The problem with this is that we don’t know what Unsatisfactory even means yet! The language of this part of the Bill is completely dependent on a new evaluation system that was passed by law in summer of (PERA) 2010, but has yet to be designed. More than thirty individuals some of whom are teachers, administrators, and scholars, sit on the evaluation design panel, but which also includes Edu-Reformers including Advance Illinois and Teach for America(!).
The new evaluations must be “data-driven,” (read: more testing) by a fast-approaching date. In actuality that date is approaching here in Chicago two to four years faster than in the rest of IL because that’s the way the law was written and our the CTU under Marilyn Stewart did not fight against it (spring 2010).

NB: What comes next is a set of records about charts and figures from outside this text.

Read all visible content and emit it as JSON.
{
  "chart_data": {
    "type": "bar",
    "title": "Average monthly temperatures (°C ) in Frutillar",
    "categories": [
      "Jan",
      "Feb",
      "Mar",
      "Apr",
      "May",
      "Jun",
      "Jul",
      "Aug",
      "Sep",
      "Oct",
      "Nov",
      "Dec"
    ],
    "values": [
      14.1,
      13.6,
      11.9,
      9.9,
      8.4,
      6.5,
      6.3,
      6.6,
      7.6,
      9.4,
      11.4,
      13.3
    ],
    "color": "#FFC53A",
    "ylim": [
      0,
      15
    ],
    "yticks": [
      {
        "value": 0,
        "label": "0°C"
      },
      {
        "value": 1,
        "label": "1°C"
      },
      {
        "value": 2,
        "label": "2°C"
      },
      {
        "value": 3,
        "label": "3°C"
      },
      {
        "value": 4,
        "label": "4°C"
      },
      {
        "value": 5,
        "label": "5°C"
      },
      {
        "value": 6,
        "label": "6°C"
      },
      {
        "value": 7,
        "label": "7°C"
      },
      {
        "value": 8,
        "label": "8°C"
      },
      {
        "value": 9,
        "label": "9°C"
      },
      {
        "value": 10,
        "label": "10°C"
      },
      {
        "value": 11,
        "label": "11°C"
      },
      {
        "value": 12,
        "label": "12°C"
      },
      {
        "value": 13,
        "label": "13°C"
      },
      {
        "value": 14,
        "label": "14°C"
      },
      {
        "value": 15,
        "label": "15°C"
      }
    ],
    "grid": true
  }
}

I don’t like that my evaluation will be based on tests scores. Every teacher knows that tests don’t measure what students know, and certainly don’t measure how good I am as a teacher.
However, the worst part of the Bill is the last part which legislates that to go on strike, three-quarters of our membership need to vote for it. This is unprecedented, unfair, and clearly idiotic on the part of the legislators and edu-reformers who are force-feeding us. What I expect to happen, is when teachers across the state start getting unsatisfactory evaluations that don’t reflect their classroom practice, I have a feeling it’ll be easy to get a 75% or rather a 100% vote to strike. Call me naive, but what goes down, must come up, and teachers are about to get sick to their stomach.